As prime minister of Britain, David Cameron has a strong voice in Europe, but he is never heard in that community condemning the most severe and long-lasting corruption in the history of mankind. That was the time when the people of Europe travelled to Africa and raped the continent: seized masses of people, transported them against their will, in horrible conditions, to a strange land; for those who survived the journey, to work in bondage, like cattle on plantations, for the captors to acquire the great wealth they enjoy.
The present overwhelming majority of people in the Caribbean are direct descendants of the offspring of the rape; they are the victims of involuntary and illegal extradition from their homeland, carried out by the greedy and morally corrupt people of Europe; their suffering in slavery and colonialism remains unrequited, without promise or expectation of redress for the atrocities perpetrated against them. And Prime Minister Cameron is conveniently dumb in Europe about this travesty of humanity.
Ironically, Europe is now in a state of panic over displaced people: How benignly to reverse the current mass migration of people to Europe seeking asylum; or, at least, compassionately provide accommodation for a limited number of refugees as the milk of human kindness for those in distress that is one face of Europe.
At the same time, Prime Minister Cameron leads the international conversation for exposing corruption, punishing the perpetrators and giving support to those affected by corruption, but hypocritically ignoring the plight of the displaced people in the Caribbean, where Europe bears heavy responsibility for their condition; this is the other face of Europe, a paradox of corruption.
Prime Minister David Cameron pays little attention to the problems of those affected by the corrupt practices of the British government during slavery and colonialism in the Caribbean. Slave owners were compensated for loss of property when slavery was abolished, but the slaves who had suffered more by the loss of their humanity, they received nothing, not even an apology up to now.
Prime Minister Cameron brought world leaders to an international summit to drive out corruption wherever it exists and give support to those affected by corruption; however, not surprisingly, the prestigious gathering of the committed takes no notice of slavery and colonialism to offer support to those who still suffer from the practice.
David Cameron should not be allowed to forget his family's complicity in the crime against humanity where they benefited from slavery in Jamaica; especially when their Queen, Elizabeth I, had condemned the practice and invoked a curse on all who partook in it
In secret conversation with Elizabeth, David Cameron points a finger at others involved in corruption - inveighing against 'the mote in his brother's eye, but does not consider the plank in his own eye'.

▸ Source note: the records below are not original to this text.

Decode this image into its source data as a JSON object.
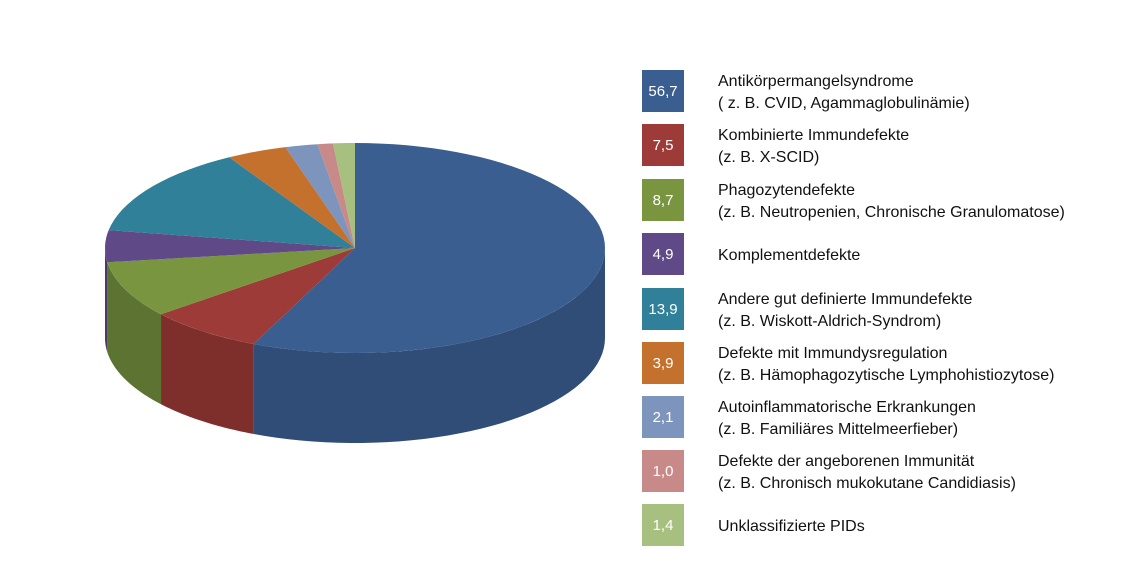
{
  "chart_data": {
    "type": "pie",
    "title": "",
    "slices": [
      {
        "value": 56.7,
        "value_label": "56,7",
        "label_line1": "Antikörpermangelsyndrome",
        "label_line2": "( z. B. CVID, Agammaglobulinämie)",
        "color": "#3b5e91",
        "side_color": "#304d78"
      },
      {
        "value": 7.5,
        "value_label": "7,5",
        "label_line1": "Kombinierte Immundefekte",
        "label_line2": "(z. B. X-SCID)",
        "color": "#9c3b37",
        "side_color": "#7e2f2c"
      },
      {
        "value": 8.7,
        "value_label": "8,7",
        "label_line1": "Phagozytendefekte",
        "label_line2": "(z. B. Neutropenien, Chronische Granulomatose)",
        "color": "#7a9540",
        "side_color": "#5d7332"
      },
      {
        "value": 4.9,
        "value_label": "4,9",
        "label_line1": "Komplementdefekte",
        "label_line2": "",
        "color": "#5f4a87",
        "side_color": "#4a3a6a"
      },
      {
        "value": 13.9,
        "value_label": "13,9",
        "label_line1": "Andere gut definierte Immundefekte",
        "label_line2": "(z. B. Wiskott-Aldrich-Syndrom)",
        "color": "#2f8098",
        "side_color": "#25657a"
      },
      {
        "value": 3.9,
        "value_label": "3,9",
        "label_line1": "Defekte mit Immundysregulation",
        "label_line2": "(z. B. Hämophagozytische Lymphohistiozytose)",
        "color": "#c5712e",
        "side_color": "#a05a24"
      },
      {
        "value": 2.1,
        "value_label": "2,1",
        "label_line1": "Autoinflammatorische Erkrankungen",
        "label_line2": "(z. B. Familiäres Mittelmeerfieber)",
        "color": "#7d94bd",
        "side_color": "#64789c"
      },
      {
        "value": 1.0,
        "value_label": "1,0",
        "label_line1": "Defekte der angeborenen Immunität",
        "label_line2": "(z. B. Chronisch mukokutane Candidiasis)",
        "color": "#c88a88",
        "side_color": "#a56e6c"
      },
      {
        "value": 1.4,
        "value_label": "1,4",
        "label_line1": "Unklassifizierte PIDs",
        "label_line2": "",
        "color": "#a7c07f",
        "side_color": "#87a063"
      }
    ],
    "style": "3d",
    "legend_position": "right"
  }
}
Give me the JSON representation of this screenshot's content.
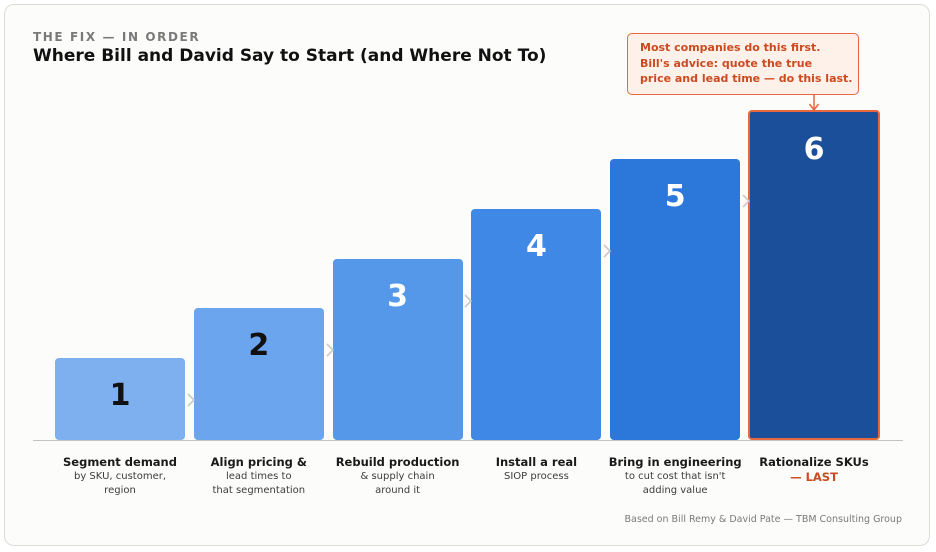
{
  "header": {
    "eyebrow": "THE FIX — IN ORDER",
    "title": "Where Bill and David Say to Start (and Where Not To)"
  },
  "callout": {
    "lines": [
      "Most companies do this first.",
      "Bill's advice: quote the true",
      "price and lead time — do this last."
    ],
    "accent_color": "#cc4a1f"
  },
  "steps": [
    {
      "number": "1",
      "title": "Segment demand",
      "sub": [
        "by SKU, customer,",
        "region"
      ],
      "color": "#7eb0ef",
      "number_color": "#111111",
      "level": 1
    },
    {
      "number": "2",
      "title": "Align pricing &",
      "sub": [
        "lead times to",
        "that segmentation"
      ],
      "color": "#6ba5ed",
      "number_color": "#111111",
      "level": 2
    },
    {
      "number": "3",
      "title": "Rebuild production",
      "sub": [
        "& supply chain",
        "around it"
      ],
      "color": "#5597e9",
      "number_color": "#ffffff",
      "level": 3
    },
    {
      "number": "4",
      "title": "Install a real",
      "sub": [
        "SIOP process"
      ],
      "color": "#3f88e5",
      "number_color": "#ffffff",
      "level": 4
    },
    {
      "number": "5",
      "title": "Bring in engineering",
      "sub": [
        "to cut cost that isn't",
        "adding value"
      ],
      "color": "#2b78da",
      "number_color": "#ffffff",
      "level": 5
    },
    {
      "number": "6",
      "title": "Rationalize SKUs",
      "sub": [],
      "tag": "— LAST",
      "color": "#1b4f9a",
      "number_color": "#ffffff",
      "level": 6,
      "highlight_border": "#e8673f"
    }
  ],
  "footer": {
    "source": "Based on Bill Remy & David Pate — TBM Consulting Group"
  }
}
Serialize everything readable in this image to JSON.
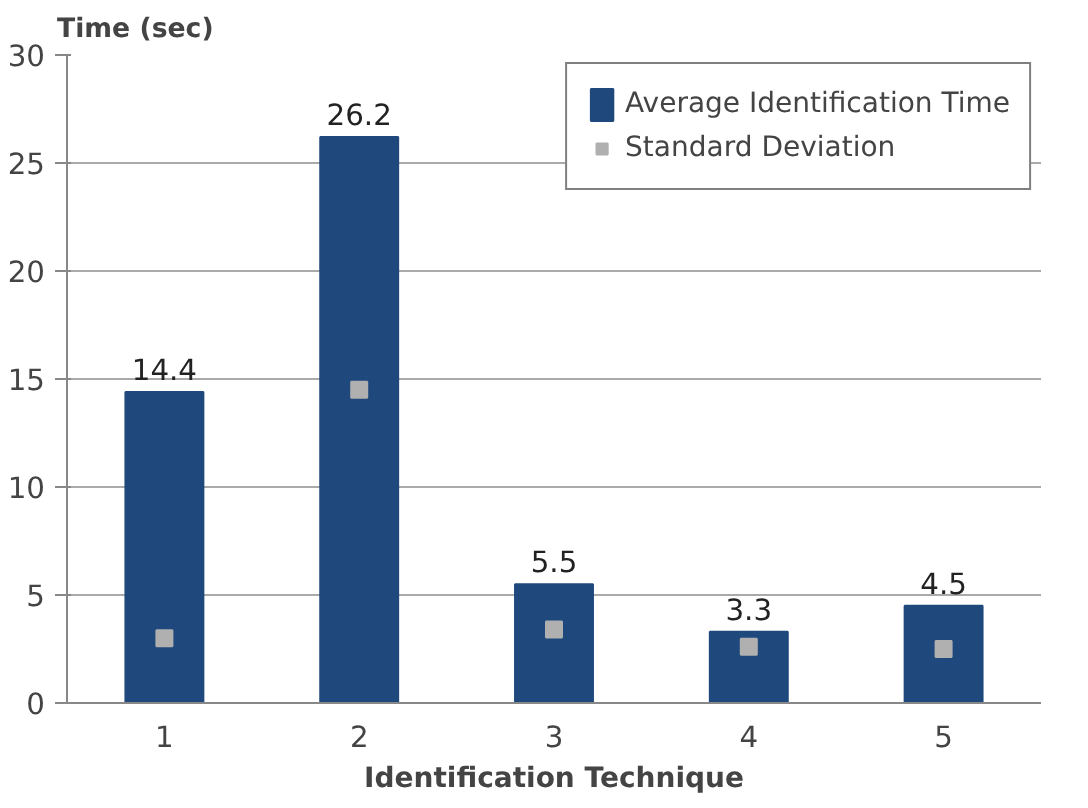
{
  "chart_data": {
    "type": "bar",
    "categories": [
      "1",
      "2",
      "3",
      "4",
      "5"
    ],
    "xlabel": "Identification Technique",
    "ylabel": "Time (sec)",
    "ylim": [
      0,
      30
    ],
    "yticks": [
      0,
      5,
      10,
      15,
      20,
      25,
      30
    ],
    "grid": "y",
    "legend": "top right",
    "series": [
      {
        "name": "Average Identification Time",
        "color": "#1f497d",
        "values": [
          14.4,
          26.2,
          5.5,
          3.3,
          4.5
        ],
        "value_labels": [
          "14.4",
          "26.2",
          "5.5",
          "3.3",
          "4.5"
        ]
      },
      {
        "name": "Standard Deviation",
        "type": "scatter",
        "marker": "square",
        "color": "#b0b0b0",
        "values": [
          3.0,
          14.5,
          3.4,
          2.6,
          2.5
        ]
      }
    ]
  }
}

This is the constant hypocrisy of the politician. Great Britain's duplicitous attitude to corruption is the shame and embarrassment Prime Minister Cameron refused to face on his recent visit to Jamaica. The demand for reparation for the injuries suffered by human beings under British rule in the Caribbean will not go away. The corruption must be exposed, with no place to hide.
Without prostrating himself for truth and reconciliation for the evils of the past, the leader of the British people, a doyen in Europe, he has no moral authority to agree a package for eliminating corruption; or, indeed, take part in the great Brexit debate where Europe is deeply involved. This should be the mantra for politicians everywhere.